Oil–water two-phase flow commonly exists in many industries. The accurate measurement of flow velocity is beneficial for safety operation and economic efficiency. A combination of a pulse-wave ultrasonic Doppler (PWUD) sensor and a conductance/capacitance (CCC) sensor is proposed for flow velocity measurement in dispersed oil–water two-phase flow. The PWUD sensor estimates dispersed phase velocity, and the CCC sensor provides phase fraction. The overall superficial flow velocity ( $J$ ) and individual flow velocities are estimated by combining the outputs of the two sensors. The dual-modality sensing system was designed and experimentally verified on a horizontal multiphase flow loop. Ignoring the slippage between two phases, the $J$ is estimated with an average relative error (ARE) of 5.58%, water superficial velocity with 6.42%, and oil superficial velocity with 6.91%. To further improve the measurement accuracy, slip velocity-based measurement model is presented by introducing the drift-flux model.
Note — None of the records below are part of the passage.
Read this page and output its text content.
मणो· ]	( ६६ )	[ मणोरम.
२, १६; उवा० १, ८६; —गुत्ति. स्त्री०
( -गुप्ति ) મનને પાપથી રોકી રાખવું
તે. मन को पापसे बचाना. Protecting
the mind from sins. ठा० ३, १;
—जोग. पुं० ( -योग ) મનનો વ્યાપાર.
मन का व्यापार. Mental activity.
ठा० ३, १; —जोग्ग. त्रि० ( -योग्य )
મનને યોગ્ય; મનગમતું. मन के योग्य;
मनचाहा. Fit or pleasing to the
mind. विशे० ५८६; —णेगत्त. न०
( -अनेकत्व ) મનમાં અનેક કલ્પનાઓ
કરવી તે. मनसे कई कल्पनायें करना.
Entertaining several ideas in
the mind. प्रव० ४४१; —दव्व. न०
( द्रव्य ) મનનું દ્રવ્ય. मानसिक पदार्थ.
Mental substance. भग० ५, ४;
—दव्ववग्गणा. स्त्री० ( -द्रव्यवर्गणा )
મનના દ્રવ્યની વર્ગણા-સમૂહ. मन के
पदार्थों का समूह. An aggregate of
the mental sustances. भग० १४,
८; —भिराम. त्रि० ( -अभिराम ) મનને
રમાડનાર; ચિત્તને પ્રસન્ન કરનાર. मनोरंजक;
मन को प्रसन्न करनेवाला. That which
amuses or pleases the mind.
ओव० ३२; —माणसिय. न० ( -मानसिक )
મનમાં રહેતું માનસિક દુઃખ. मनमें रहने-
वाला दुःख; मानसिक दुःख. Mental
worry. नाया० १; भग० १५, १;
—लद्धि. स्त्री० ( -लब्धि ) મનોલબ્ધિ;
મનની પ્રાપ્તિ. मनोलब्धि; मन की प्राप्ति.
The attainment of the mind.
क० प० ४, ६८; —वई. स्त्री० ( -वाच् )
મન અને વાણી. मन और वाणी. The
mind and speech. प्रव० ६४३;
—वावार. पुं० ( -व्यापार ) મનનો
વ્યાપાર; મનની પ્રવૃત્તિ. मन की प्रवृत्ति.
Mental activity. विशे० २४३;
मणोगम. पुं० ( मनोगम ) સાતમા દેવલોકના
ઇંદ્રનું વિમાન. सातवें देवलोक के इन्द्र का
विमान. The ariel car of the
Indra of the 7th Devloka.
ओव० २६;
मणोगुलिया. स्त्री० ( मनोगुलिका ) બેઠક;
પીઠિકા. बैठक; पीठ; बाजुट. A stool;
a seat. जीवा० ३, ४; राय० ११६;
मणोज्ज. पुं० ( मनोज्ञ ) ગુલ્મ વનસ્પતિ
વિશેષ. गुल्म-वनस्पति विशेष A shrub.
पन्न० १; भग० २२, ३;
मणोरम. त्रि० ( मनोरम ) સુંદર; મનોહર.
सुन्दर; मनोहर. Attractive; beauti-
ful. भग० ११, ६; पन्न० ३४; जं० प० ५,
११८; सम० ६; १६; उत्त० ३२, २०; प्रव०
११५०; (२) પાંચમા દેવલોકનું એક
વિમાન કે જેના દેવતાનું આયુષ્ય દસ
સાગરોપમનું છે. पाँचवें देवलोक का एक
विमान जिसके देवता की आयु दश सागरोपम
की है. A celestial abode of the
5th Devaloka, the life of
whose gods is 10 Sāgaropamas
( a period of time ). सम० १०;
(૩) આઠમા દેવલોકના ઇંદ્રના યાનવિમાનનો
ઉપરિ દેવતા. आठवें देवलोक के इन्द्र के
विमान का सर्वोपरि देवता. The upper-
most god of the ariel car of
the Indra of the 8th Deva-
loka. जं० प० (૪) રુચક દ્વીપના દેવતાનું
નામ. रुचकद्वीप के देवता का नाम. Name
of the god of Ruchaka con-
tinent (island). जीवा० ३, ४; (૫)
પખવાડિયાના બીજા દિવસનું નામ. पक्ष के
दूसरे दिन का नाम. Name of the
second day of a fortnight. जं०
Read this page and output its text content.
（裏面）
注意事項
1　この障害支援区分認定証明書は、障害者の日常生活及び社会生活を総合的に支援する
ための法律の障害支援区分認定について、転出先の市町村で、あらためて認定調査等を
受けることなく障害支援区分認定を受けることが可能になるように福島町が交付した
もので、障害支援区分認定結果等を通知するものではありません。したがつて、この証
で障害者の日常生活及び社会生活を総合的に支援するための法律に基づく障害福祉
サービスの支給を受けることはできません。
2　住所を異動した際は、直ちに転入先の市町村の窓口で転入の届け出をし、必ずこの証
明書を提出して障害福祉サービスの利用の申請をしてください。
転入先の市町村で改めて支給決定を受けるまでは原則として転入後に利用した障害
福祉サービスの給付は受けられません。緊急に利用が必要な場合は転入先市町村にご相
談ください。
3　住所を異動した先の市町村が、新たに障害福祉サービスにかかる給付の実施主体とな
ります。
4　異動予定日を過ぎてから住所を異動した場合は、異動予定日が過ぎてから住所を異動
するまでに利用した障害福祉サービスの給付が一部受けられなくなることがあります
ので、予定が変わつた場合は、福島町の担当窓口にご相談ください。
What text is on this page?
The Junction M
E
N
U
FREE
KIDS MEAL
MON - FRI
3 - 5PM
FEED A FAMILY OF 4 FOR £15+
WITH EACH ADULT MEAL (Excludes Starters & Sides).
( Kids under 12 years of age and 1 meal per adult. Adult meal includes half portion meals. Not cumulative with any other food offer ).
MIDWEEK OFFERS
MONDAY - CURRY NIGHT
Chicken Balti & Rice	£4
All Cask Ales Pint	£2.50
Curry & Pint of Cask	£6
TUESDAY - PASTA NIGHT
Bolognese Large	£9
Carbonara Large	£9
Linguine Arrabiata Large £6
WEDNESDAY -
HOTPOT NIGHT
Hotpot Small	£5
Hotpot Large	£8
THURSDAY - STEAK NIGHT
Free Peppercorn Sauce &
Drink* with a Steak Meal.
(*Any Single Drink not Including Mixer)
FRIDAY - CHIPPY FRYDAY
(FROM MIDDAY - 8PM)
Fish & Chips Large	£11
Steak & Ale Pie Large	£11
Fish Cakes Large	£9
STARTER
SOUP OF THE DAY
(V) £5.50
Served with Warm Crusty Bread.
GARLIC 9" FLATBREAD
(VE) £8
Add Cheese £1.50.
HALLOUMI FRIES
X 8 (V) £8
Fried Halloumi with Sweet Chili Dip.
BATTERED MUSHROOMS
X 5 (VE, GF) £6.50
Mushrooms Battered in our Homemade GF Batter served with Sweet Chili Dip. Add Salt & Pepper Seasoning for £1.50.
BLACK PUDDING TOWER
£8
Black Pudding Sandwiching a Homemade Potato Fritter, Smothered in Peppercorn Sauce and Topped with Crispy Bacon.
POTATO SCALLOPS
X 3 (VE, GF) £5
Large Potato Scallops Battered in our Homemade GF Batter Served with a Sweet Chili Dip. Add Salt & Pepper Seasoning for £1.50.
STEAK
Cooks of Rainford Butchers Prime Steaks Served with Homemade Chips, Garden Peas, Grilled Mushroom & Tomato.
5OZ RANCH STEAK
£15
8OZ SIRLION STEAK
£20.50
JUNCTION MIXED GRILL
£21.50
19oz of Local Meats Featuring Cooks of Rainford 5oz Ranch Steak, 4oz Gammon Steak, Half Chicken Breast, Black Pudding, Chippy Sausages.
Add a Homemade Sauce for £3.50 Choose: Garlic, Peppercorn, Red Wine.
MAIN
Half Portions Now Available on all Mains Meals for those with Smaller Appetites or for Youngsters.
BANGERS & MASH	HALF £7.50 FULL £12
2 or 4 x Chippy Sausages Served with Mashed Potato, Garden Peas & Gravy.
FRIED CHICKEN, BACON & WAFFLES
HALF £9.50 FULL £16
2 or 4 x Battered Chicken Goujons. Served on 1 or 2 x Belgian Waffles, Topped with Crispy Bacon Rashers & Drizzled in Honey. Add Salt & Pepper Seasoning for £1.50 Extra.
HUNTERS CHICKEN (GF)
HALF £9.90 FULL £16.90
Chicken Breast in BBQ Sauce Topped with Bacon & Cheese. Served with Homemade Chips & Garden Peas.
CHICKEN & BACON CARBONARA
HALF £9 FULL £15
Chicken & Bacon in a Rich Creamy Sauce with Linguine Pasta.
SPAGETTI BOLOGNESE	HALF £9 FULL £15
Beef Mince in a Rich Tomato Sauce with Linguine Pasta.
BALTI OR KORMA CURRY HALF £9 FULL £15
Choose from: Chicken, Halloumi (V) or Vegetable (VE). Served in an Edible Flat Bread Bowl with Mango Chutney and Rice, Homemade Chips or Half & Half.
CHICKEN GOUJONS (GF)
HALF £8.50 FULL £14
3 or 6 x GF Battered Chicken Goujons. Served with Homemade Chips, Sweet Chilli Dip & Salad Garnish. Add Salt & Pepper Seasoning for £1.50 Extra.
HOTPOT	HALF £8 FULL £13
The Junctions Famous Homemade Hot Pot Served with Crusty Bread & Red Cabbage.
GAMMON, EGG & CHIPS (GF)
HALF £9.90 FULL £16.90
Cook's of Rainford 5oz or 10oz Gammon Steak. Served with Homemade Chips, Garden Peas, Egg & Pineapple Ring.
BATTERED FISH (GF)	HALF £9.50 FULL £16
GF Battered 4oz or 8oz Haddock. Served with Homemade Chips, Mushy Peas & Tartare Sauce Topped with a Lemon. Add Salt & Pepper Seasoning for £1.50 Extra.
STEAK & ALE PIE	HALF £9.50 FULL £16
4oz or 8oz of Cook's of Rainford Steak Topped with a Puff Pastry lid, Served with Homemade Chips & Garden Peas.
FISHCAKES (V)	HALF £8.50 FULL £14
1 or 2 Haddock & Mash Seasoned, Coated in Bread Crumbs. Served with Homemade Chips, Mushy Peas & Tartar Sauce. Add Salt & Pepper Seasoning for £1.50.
The distribution parameter of this model is derived from theoretical analysis. The correlation between relative velocity and $J$ is analyzed by the force analysis of dispersed phase in water/oil-continuous flow theoretically and experimentally. The results demonstrate that the proposed model estimates the $J$ with an ARE of 2.21%, water superficial velocity with 3.56%, and oil superficial velocity with 3.80%. Besides, ARE of different flow patterns shows a uniform distribution. The slip velocity-based measurement model has an advantage of less error in overall superficial flow velocity estimation, reduced by 60% compared with that of the nonslip velocity-based measurement model.